Sia gli appuntamenti politici europei, sia quelli finanziari sono molto ravvicinati. Angela Merkel vuole un accordo quadro a marzo per non attendere le elezioni francesi di aprile che, dopo lo scandalo che ha colpito François Fillon, sono più incerte che mai. Quanto all’Italia, ammesso che si voti a giugno e i sondaggi dicano il vero, si avrebbe una situazione molto simile a quella spagnola, senza un chiaro vincitore, soprattutto senza la possibilità di fare un governo che governi; con il rischio che serva un altro voto anticipato. A differenza dalla Spagna, però, le conseguenze economiche e finanziarie sarebbero ben più pesanti perché Madrid aveva già imboccato la via della ripresa, mentre Roma, come abbiamo visto, resta ancora lontana.
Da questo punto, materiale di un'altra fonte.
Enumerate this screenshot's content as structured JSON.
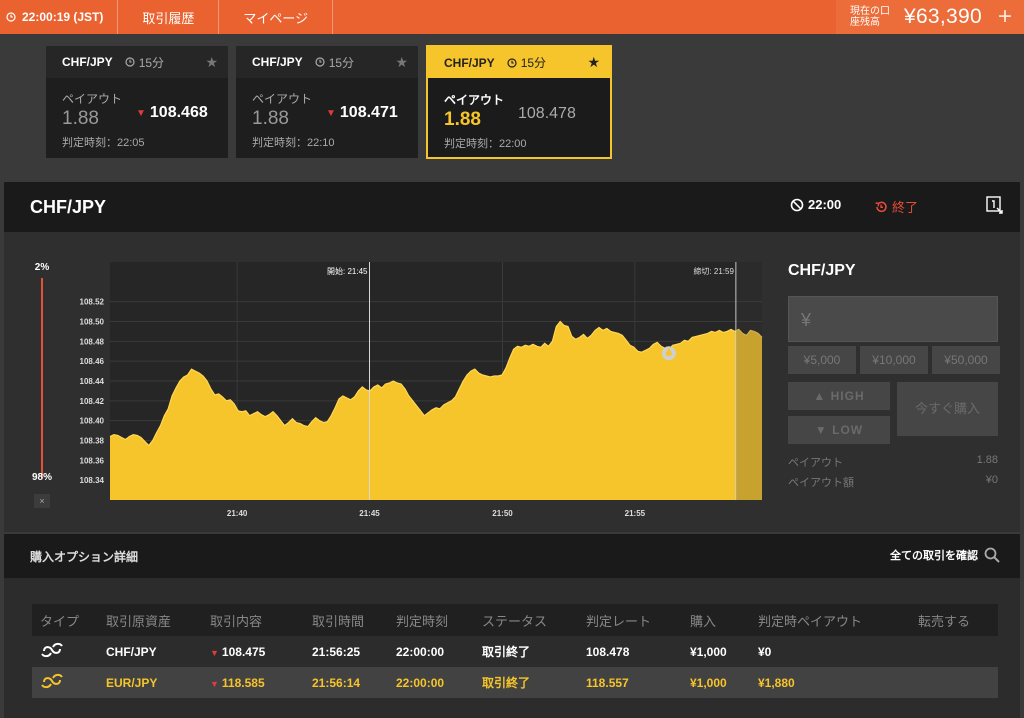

A quel punto, l’Italia potrebbe trovarsi di nuovo sotto attacco, incapace di aggiustare i conti e di tenere il passo per restare nel primo cerchio. L’eventuale uscita dall’euro, in tal caso, avverrebbe nelle condizioni peggiori, come accadde nel 1992 con il Sistema monetario europeo. Allora ci vollero quattro anni e due svalutazioni per riprendersi, oggi che abbiamo già perso dieci punti di Pil e non siamo riusciti a recuperarli sarebbe ancora peggio. Matteo Renzi avrebbe detto che sono discorsi da gufo, ma la realtà ha dimostrato che i gufi, semmai, erano grilli parlanti.